新薬ビジネスで価値を提供する アステラス製薬
楠木 僕の専門の「戦略」は、他社との違いをどうつくるのかということです。御社は合併により、どのような違いを生み出そうとしたのですか。
桝田 合併以来、新薬ビジネスに経営資源を集中するとともに「アンメットニーズ(Unmet Needs)」と呼ばれる、治療満足度が低い疾患領域において革新的な医薬品を創出し、競争優位を確立する「グローバル・カテゴリー・リーダー(GCL)」というビジネスモデルを追求してきました。すでに、泌尿器疾患や移植の領域ではGCLを実現できたと自負しています。現在はがん領域を次のGCLにするために取り組んでいるところです。

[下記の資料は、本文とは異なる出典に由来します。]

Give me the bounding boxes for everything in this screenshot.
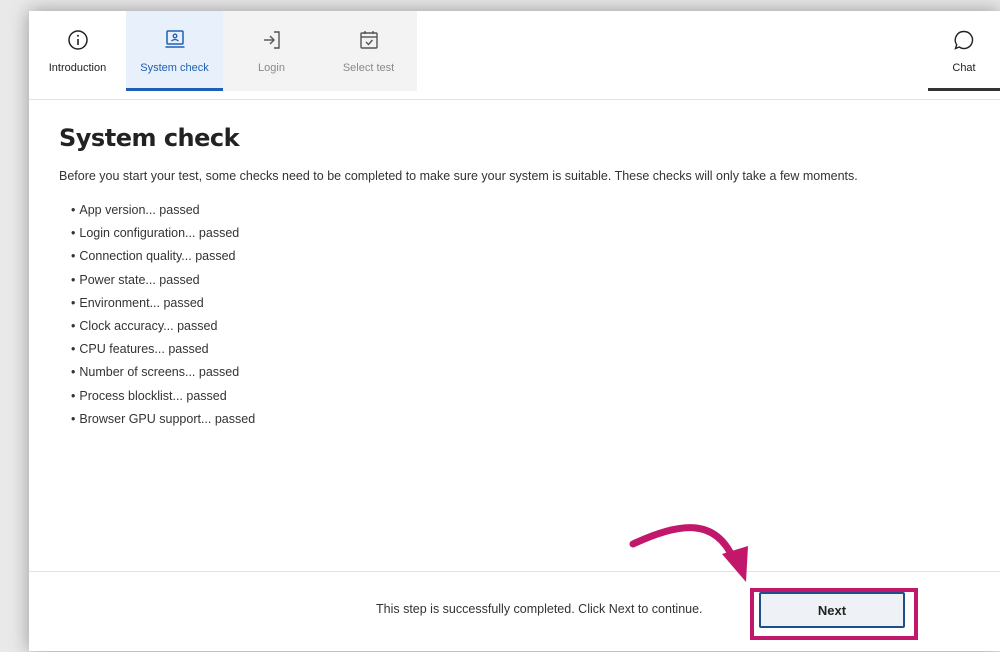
check-item: Number of screens... passed <box>71 365 979 388</box>
laptop-icon <box>165 30 184 48</box>
calendar-icon <box>359 31 378 49</box>
tab-label: System check <box>140 62 209 74</box>
next-button[interactable]: Next <box>759 592 905 628</box>
tab-label: Introduction <box>48 62 107 74</box>
tab-system-check[interactable]: System check <box>126 11 223 91</box>
check-item: Environment... passed <box>71 296 979 319</box>
chat-icon <box>954 30 974 50</box>
chat-button[interactable]: Chat <box>928 11 1000 91</box>
check-list: App version... passedLogin configuration… <box>71 203 979 435</box>
check-item: Clock accuracy... passed <box>71 319 979 342</box>
app-window: Introduction System check Login Select t… <box>29 11 1000 651</box>
login-icon <box>263 31 280 49</box>
info-icon <box>67 30 88 50</box>
check-item: Browser GPU support... passed <box>71 412 979 435</box>
step-nav: Introduction System check Login Select t… <box>29 11 1000 100</box>
main-content: System check Before you start your test,… <box>59 124 979 435</box>
intro-text: Before you start your test, some checks … <box>59 169 858 183</box>
tab-introduction[interactable]: Introduction <box>29 11 126 91</box>
check-item: Connection quality... passed <box>71 249 979 272</box>
check-item: Power state... passed <box>71 273 979 296</box>
check-item: Process blocklist... passed <box>71 389 979 412</box>
tab-login[interactable]: Login <box>223 11 320 91</box>
tab-label: Login <box>258 62 285 74</box>
tab-label: Select test <box>342 62 395 74</box>
check-item: Login configuration... passed <box>71 226 979 249</box>
chat-label: Chat <box>952 62 976 74</box>
footer: This step is successfully completed. Cli… <box>29 571 1000 652</box>
check-item: App version... passed <box>71 203 979 226</box>
check-item: CPU features... passed <box>71 342 979 365</box>
tab-select-test[interactable]: Select test <box>320 11 417 91</box>
status-message: This step is successfully completed. Cli… <box>376 602 703 616</box>
page-title: System check <box>59 124 240 152</box>
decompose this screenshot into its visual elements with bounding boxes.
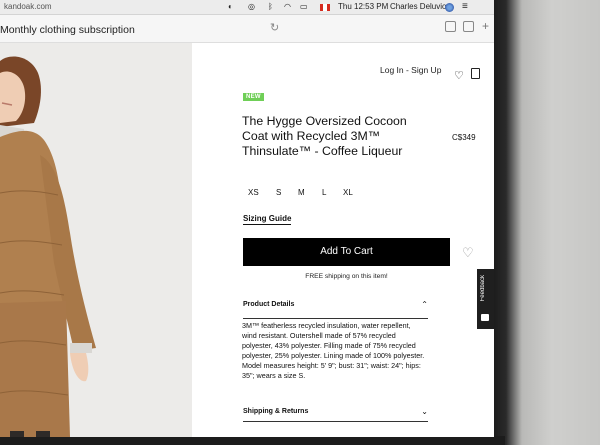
product-title: The Hygge Oversized Cocoon Coat with Rec… [242,114,407,158]
wishlist-heart-icon[interactable]: ♡ [454,69,464,82]
browser-toolbar: Monthly clothing subscription ↻ + [0,15,494,43]
size-option-xs[interactable]: XS [248,188,259,197]
feedback-icon [481,314,489,321]
free-shipping-note: FREE shipping on this item! [305,273,388,280]
device-bezel [492,0,600,445]
canada-flag-icon[interactable] [320,4,330,11]
url-fragment: kandoak.com [4,2,52,11]
shopping-bag-icon[interactable] [471,68,480,79]
product-image[interactable] [0,43,192,437]
siri-icon[interactable] [445,3,454,12]
size-option-s[interactable]: S [276,188,281,197]
save-heart-icon[interactable]: ♡ [462,245,474,261]
wifi-icon[interactable]: ◠ [284,2,291,11]
product-price: C$349 [452,133,476,142]
bluetooth-icon[interactable]: ᛒ [268,2,273,11]
add-to-cart-button[interactable]: Add To Cart [243,238,450,266]
reload-icon[interactable]: ↻ [270,21,279,34]
browser-screen: kandoak.com ◐ ◎ ᛒ ◠ ▭ Thu 12:53 PM Charl… [0,0,494,437]
feedback-tab[interactable]: Feedback [477,269,494,329]
divider [243,318,428,319]
model-in-coat-image [0,56,96,437]
device-bezel-bottom [0,436,505,445]
battery-icon[interactable]: ▭ [300,2,308,11]
user-name[interactable]: Charles Deluvio [390,2,446,11]
mac-menu-bar: kandoak.com ◐ ◎ ᛒ ◠ ▭ Thu 12:53 PM Charl… [0,0,494,15]
size-option-l[interactable]: L [322,188,326,197]
share-icon[interactable] [445,21,456,32]
product-details-heading: Product Details [243,301,295,308]
size-option-xl[interactable]: XL [343,188,353,197]
new-tab-icon[interactable]: + [482,19,489,33]
shipping-returns-toggle[interactable]: Shipping & Returns ⌄ [243,407,428,416]
divider [243,421,428,422]
login-signup-link[interactable]: Log In - Sign Up [380,65,441,75]
product-details-toggle[interactable]: Product Details ⌃ [243,300,428,309]
new-badge: NEW [243,93,264,101]
sizing-guide-link[interactable]: Sizing Guide [243,214,292,225]
menu-list-icon[interactable]: ≡ [462,1,468,12]
clock-time[interactable]: Thu 12:53 PM [338,2,388,11]
chevron-down-icon: ⌄ [421,407,428,416]
feedback-label: Feedback [480,275,486,302]
product-details-text: 3M™ featherless recycled insulation, wat… [242,321,425,380]
shipping-returns-heading: Shipping & Returns [243,408,309,415]
size-option-m[interactable]: M [298,188,305,197]
tabs-icon[interactable] [463,21,474,32]
page-tab-title[interactable]: Monthly clothing subscription [0,24,135,36]
menu-extra-icon[interactable]: ◐ [228,2,233,11]
chevron-up-icon: ⌃ [421,300,428,309]
menu-extra-icon[interactable]: ◎ [248,2,255,11]
product-info-panel: Log In - Sign Up ♡ NEW The Hygge Oversiz… [192,43,494,437]
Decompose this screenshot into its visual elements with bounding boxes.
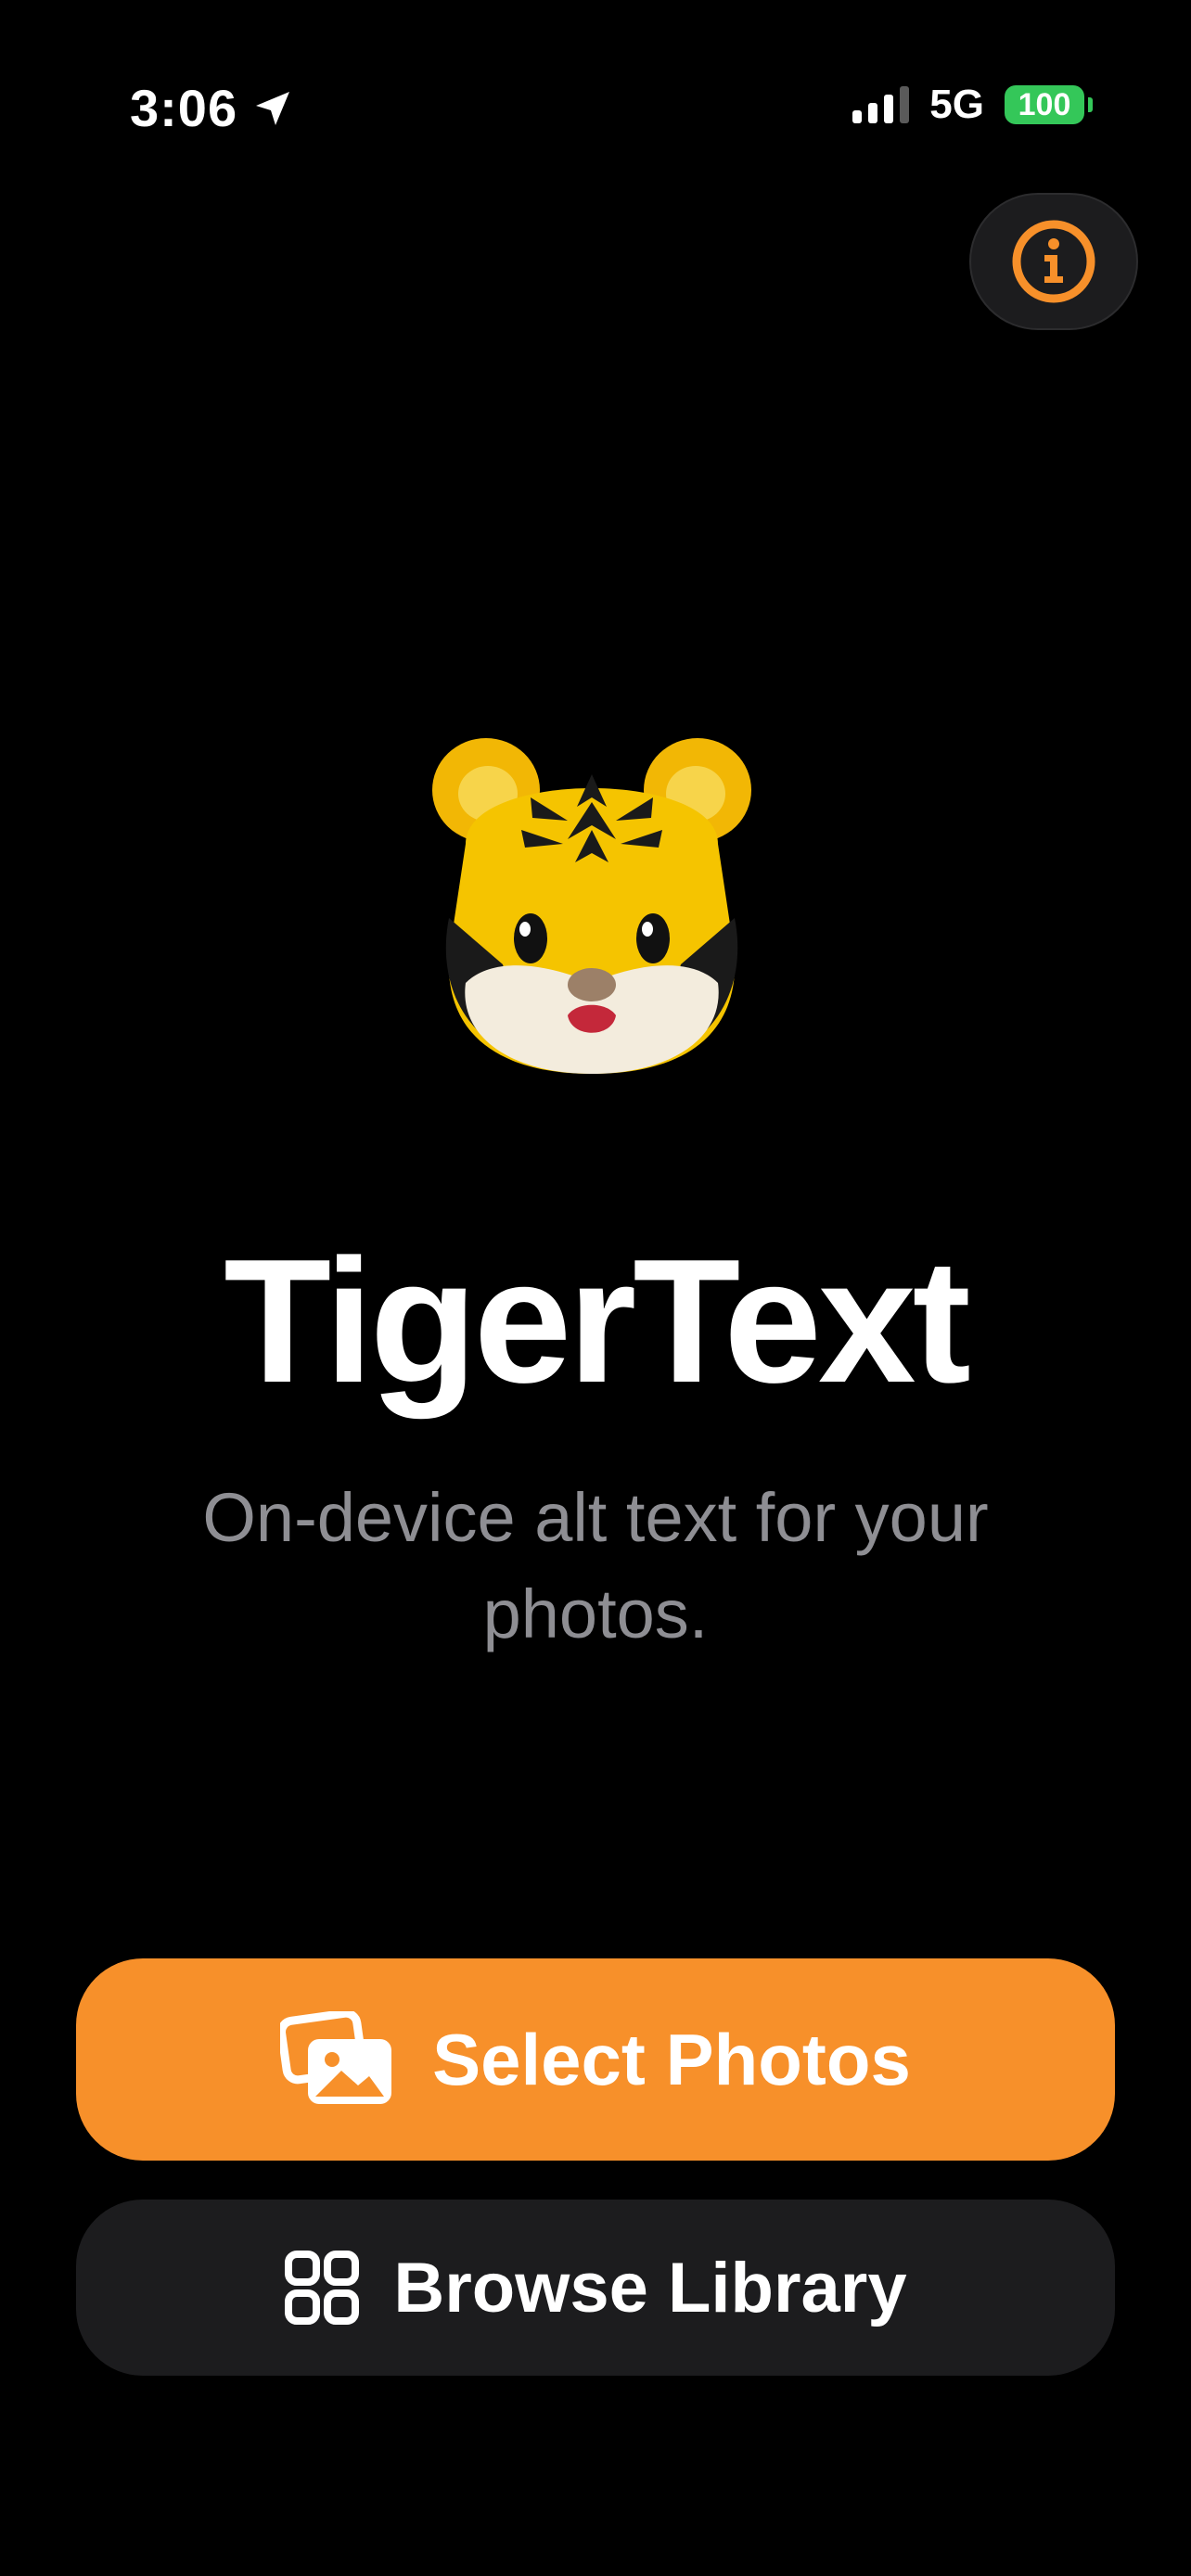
status-time-group: 3:06 — [130, 78, 295, 138]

楠木 製薬業界では大型の合併が相次ぎました。規模が大きくなり利用可能な資源が多くなると、普通なら戦略が緩くなりがちです。ところが御社では逆に、そこを絞ったのですね。
桝田 はい。特に当社の場合、特化の度合いが違います。一般用医薬品や後発医薬品を手掛けず新薬ビジネスに絞り、アンメットニーズのあるところで差別化できるイノベーションを起こし、新薬を患者さんに届けていく道を選びました。おかげさまで業績は順調に推移しています。
楠木 僕にすれば、製薬業界は「位置エネルギー」が高い。その業界に存在することが利益の源泉になっている。つまり戦略よりも規模の論理になるわけですが、御社は違うのですね。
桝田 各国において医薬品コストの抑制が進んでおり新薬ビジネスを取り巻く環境は安泰というわけではなく、ますます個々の企業の戦略が、重要になると考えています。
楠木 事業環境の変化スピードが速まると、規模や資本が大きいことが逆にマイナスに作用することもありますか?
桝田 そういうこともあるかと思います。そのため当社は研究開発力や技術力を磨き、単に規模を追うのではなく、イノベーションをアンメットニーズにぶつける戦略に基づいて持続的な成長を目指しております。
楠木 なるほど。
桝田 当社はこの5月、3カ年の経営計画を発表しました。ここでは「変化する医療の最先端に立ち、科学の進歩を患者さんの価値に変える」という新しいビジョンのもと「製品価値の最大化」、「イノベーションの創出」、「Operational Excellenceの追求」の3つの戦略を推進し、中長期にわたる成長を掲げています。具体的な計数目標も示しており、株主資本利益率(ROE)は15%以上、R&D費は売上比17%以上、年平均の売上成長率は1桁台半ばとしています。